Writer-director Raj Kumar Gupta, actor Rajeev Khandelwal and creative producer Anurag Kashyap create a Kafakaesque nightmare that is so plausible that by the end you are hardly breathing.
Aamir Ali, a London-returned doctor lands in Mumbai. He comes wearing a tie and a suit and bearing gifts for his family, who will be waiting for him at the airport.
But when he finally gets past the immigration and custom officials who check his records twice and open all his luggage because his name is Aamir, he discovers that they are not there.
Instead two men hand him a mobile phone and a voice begins to instruct him on a job that he must do if he wants to see his family alive again. What follows is a relentless, brutal journey that ends, as it must, in gut-wrenching tragedy.
To call Aamir a thriller would be reducing its power and ambition. The film is an eloquent statement on the state of the nation and the Indian Muslim.
But Gupta doesn't go for easy polemics. Instead, he takes us through the minutiae of lives in areas like Dongri and Behndi Bazar.
His camera snakes through dirty lanes and decrepit buildings and even a bathroom in a chawl that is so vile that Aamir throws up when he emerges from it.
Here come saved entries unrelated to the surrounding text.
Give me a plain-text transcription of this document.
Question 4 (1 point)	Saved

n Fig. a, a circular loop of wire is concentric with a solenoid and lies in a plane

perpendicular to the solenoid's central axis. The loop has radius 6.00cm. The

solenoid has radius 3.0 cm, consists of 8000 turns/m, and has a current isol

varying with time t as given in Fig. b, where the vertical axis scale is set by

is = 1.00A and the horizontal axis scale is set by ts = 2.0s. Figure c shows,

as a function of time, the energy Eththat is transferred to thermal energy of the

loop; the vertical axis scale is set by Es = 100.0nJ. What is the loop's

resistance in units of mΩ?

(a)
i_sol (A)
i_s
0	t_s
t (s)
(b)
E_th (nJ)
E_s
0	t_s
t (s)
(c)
Which makes the voice on the phone remark: dekha, hamen hagne ki jagah nahin dete toh jeene ki kya denge.
This isn't the underbelly of Mumbai. It's the city's beating, living heart that largely remains invisible for people like us.
There are a few bumps in the narrative but mostly, the film maintains its claustrophobic tension.
The music and background score by Amit Trivedi is haunting. And remarkably Khandelwal who is in every frame doesn't hit a false note. His bewilderment, helplessness and anger are palpable.
I strongly recommend that you make time for Aamir. It's a horror story that we are all part of.